Chapitre 8-2 – Banquisia
Elilim : Nous sommes arrivés au meilleur lieu pour ressusciter Rintam, le temple du printemps.
Gron : C’est étonnant, il y a des plantes comme le framboisier et le blé qui poussent ici.
Elilim : Une des caractéristiques du temple du printemps est qu’il bénéficie d’un micro climat très agréable.
Gron : Qu’est-ce qui provoque ce prodige ?
Elilim : La magie d’un des doubles de Cérumane.
Gron (angoissé) : Oh non, Cérumane rime avec quête dangereuse.
Elilim (dépité) : Je sais, mais nous n’avons pas le choix. Nous allons devoir satisfaire Cérumane, si nous voulons redonner vie à Rintam.
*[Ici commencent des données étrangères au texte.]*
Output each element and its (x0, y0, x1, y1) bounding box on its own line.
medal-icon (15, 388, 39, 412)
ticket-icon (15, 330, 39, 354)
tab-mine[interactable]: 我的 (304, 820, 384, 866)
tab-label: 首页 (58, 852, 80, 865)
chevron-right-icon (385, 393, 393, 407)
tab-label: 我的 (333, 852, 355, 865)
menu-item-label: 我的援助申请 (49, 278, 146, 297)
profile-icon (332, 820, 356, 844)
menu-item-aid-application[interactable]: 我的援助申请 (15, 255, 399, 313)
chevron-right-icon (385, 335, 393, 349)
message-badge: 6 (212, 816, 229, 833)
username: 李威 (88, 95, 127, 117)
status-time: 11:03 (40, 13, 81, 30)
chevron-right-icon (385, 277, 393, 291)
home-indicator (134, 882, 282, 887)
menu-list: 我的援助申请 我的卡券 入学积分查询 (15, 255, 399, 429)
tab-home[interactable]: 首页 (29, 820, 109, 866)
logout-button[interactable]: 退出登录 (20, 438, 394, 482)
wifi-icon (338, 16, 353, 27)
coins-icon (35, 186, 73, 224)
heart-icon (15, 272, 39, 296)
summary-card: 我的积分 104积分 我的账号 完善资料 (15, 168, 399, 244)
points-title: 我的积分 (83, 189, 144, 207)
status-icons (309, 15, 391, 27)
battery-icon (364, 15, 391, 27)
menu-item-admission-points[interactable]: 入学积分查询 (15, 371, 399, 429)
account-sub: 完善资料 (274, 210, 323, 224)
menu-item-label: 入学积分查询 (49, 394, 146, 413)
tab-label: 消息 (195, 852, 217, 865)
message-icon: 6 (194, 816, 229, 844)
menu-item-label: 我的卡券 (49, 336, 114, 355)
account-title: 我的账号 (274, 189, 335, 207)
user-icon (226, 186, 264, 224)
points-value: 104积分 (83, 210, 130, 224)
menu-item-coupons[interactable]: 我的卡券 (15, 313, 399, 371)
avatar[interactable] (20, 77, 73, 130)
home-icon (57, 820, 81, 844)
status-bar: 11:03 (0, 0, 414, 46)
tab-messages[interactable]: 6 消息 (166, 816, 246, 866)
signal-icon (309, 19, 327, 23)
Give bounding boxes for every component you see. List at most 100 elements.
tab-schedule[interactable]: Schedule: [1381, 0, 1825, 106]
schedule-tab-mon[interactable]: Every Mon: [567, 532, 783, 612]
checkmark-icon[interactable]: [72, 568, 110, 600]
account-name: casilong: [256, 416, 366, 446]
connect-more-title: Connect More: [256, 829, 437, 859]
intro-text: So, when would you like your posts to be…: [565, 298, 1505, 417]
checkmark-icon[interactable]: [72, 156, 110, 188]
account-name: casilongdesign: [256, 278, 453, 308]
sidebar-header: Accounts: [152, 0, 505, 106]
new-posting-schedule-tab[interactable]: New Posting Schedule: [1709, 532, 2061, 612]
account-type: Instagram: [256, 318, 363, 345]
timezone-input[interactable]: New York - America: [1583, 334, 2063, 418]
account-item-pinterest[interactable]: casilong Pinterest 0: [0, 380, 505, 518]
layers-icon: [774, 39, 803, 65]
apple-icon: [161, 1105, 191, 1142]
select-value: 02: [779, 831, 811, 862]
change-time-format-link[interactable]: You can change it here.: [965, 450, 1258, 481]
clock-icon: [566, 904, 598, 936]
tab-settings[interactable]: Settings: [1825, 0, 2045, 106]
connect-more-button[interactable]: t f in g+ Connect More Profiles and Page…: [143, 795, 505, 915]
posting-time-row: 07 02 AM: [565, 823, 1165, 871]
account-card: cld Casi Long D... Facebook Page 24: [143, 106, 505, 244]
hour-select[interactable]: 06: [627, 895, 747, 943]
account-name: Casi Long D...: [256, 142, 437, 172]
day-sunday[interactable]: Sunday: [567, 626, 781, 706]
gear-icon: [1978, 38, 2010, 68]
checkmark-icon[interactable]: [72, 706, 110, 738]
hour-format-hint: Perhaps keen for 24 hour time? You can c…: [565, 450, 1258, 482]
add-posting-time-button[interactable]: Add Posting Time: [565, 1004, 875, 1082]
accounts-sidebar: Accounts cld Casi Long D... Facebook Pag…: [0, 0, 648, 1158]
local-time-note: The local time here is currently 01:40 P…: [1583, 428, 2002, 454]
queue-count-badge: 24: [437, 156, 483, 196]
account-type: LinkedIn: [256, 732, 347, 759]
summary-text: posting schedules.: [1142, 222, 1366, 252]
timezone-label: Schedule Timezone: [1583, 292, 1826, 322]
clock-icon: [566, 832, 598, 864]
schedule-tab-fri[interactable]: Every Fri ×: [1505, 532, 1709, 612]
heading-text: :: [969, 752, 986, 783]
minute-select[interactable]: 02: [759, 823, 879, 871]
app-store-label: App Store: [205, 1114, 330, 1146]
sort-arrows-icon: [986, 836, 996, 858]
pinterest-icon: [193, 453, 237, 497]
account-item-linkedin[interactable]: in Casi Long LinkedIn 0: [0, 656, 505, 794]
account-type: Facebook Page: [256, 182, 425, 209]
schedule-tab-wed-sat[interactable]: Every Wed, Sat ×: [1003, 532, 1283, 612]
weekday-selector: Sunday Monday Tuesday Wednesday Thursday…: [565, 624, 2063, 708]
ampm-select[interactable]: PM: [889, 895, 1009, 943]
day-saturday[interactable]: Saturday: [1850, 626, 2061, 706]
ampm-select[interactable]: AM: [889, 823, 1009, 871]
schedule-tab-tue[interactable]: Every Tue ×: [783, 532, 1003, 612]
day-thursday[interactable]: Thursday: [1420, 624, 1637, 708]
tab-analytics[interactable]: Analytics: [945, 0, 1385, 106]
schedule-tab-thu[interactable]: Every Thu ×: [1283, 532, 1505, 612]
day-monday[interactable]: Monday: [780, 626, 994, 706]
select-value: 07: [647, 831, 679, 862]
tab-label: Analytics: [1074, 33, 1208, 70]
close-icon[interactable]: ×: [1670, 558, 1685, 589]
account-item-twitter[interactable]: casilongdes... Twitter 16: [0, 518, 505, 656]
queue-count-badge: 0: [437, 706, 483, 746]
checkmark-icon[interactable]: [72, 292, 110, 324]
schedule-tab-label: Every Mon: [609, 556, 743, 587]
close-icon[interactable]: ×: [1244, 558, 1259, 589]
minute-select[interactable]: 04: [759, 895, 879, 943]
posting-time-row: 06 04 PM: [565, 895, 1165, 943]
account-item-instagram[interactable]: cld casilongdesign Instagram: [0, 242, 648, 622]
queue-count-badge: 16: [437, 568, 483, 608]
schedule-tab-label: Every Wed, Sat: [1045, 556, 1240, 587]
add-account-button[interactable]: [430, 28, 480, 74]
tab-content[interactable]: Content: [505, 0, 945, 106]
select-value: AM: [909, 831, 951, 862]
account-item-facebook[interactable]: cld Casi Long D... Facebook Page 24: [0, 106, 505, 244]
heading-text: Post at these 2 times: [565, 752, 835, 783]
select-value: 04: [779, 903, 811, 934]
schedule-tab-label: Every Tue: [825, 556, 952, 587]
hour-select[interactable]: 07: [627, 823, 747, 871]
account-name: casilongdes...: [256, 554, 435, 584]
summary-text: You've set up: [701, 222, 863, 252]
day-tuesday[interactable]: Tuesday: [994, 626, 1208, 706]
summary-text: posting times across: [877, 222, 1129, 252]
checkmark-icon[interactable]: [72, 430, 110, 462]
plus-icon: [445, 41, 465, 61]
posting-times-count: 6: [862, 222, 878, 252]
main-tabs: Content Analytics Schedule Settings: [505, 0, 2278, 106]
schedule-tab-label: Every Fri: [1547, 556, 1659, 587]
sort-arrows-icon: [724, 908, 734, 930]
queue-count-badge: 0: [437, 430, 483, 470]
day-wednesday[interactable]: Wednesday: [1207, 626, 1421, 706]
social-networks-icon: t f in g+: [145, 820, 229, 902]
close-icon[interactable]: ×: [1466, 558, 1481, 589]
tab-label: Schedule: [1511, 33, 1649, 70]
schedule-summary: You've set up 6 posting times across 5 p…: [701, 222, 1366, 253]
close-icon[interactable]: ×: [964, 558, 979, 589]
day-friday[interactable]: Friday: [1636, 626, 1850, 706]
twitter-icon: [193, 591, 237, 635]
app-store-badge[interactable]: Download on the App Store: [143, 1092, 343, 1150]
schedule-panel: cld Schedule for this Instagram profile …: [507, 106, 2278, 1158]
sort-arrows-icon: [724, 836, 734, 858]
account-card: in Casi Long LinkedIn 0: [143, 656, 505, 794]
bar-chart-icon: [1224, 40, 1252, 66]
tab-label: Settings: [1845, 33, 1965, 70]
Le temple du printemps, constituait une prouesse d’architecture, il mesurait une taille gigantesque, il pouvait accueillir toute la population d’une petite nation. De plus il n’offrait pas que de la place, il disposait de réserves gigantesques de nourriture. Des milliers d’agriculteurs et de jardiniers travaillaient dans le sanctuaire. Ils n’entretenaient pas seulement des plantes ayant des qualités alimentaires pour les hommes. Ils s’occupaient aussi de végétaux utiles pour les animaux. Le sortilège du roi-démon refroidissant le monde de Banquisia ne serait pas éternel.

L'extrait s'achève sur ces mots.